Turlock Unified School District trustees have always been selected through city-wide elections, with a candidate’s place of residence in town not a factor. That might soon be changing as the Stanislaus County Committee on School District Organization and Reorganization unanimously voted on Wednesday to accept a proposal by the TUSD to create trustee areas for the 2013 elections.
TUSD approved the election changes at their Jan. 19 board meeting, and then submitted their plans to the school district organization committee. The district submitted their plans before they could be sued by a Bay Area organization that has taken up the cause of trustee area school boards across the state.
“Turlock is being very pro-active and getting ahead of it,” said Tom Changnon, Stanislaus County Office of Education superintendent.
This item has come to the district as a result of a legal mandate to create trustee area elections under the California Voter Rights Act, said TUSD Trustee Frank Lima at the Jan. 19 board meeting.
The legal mandate is being enforced by a Bay Area organization called the Lawyers’ Committee for Civil Rights of the San Francisco Bay Area who are going up and down the Central Valley suing districts, Da Marto said on Jan. 19.
“A major driver is a fear of potential litigation,” said TUSD Trustee John Sims on Jan. 19.
The Modesto City Council and the Ceres Unified School District have changed their at-large election style to a by-trustee area election within the last couple of years.
“This is to guard ourselves from any legal suits that might have come if we didn’t do this,” Da Marto said on Jan. 19.

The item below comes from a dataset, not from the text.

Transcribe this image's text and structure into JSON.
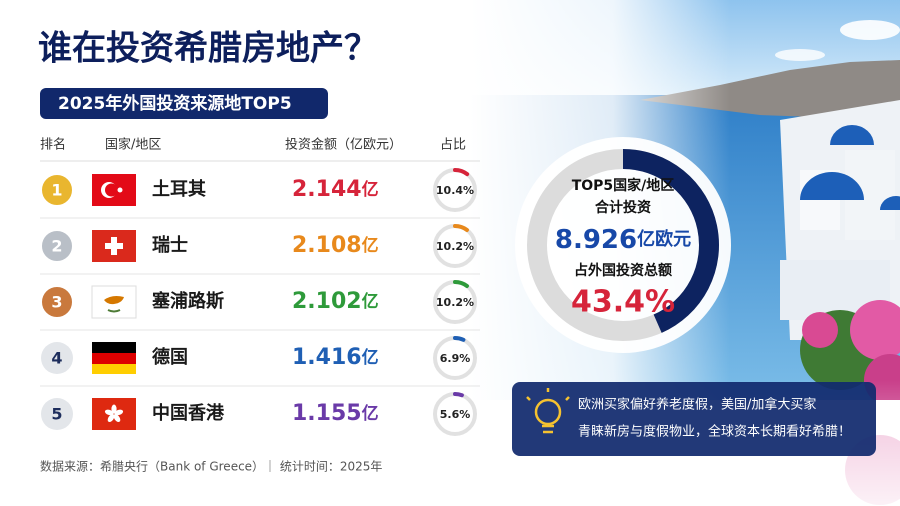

These changes to the election process will take effect in the November 2013 election with the trustees who will be up for election that year, Da Marto said on Jan. 19. Those trustees will be Josh Bernard and Bob Weaver. The election in November 2015 will affect all trustees from each district.
There will still be seven members on the board, but each of them will represent a different geographical district within the city, he said. The community will be represented from Keyes, out to Merced County and reaching Chatom.
“This is in the best interest of the community with a representative group,” Da Marto said on Jan. 19.
The maps for each trustee area will be determined from the April 2011 Census Data. The district will redraw the map every 10 years, as Census Data is released.
Changing the election process will cost the district a total of $15,000. It will cost about $5,000 for legal fees and $10,000 for the topography work.
“Although the state provides us no additional funding to comply with this law, if we are not proactive, the cost and expense to comply with this act could be significant,” Lima said at the Jan. 19 board meeting. “By initiating this process, we’re hoping we can control our costs by following the law and establishing a timeline and procedure that is in the best interest of our district and its students.”
TUSD administration will present the information to the Board of Trustees at the Jan. 18, 2011 meeting seeking direction and timeline approvals.
TUSD is hoping to have the trustee area maps finalized by July 2011.
Because TUSD overlaps into two counties — Stanislaus County and Merced County — it must also receive approval from Merced County, Changnon said. They must also seek approval from the United States Department of Justice.
The approved election changes will be submitted to the county election clerks and sent back to the county committees for final approval, he said.
The final deadline for submission of documents to the elections departments must be turned in 120 days before the election, which is July 8, 2013.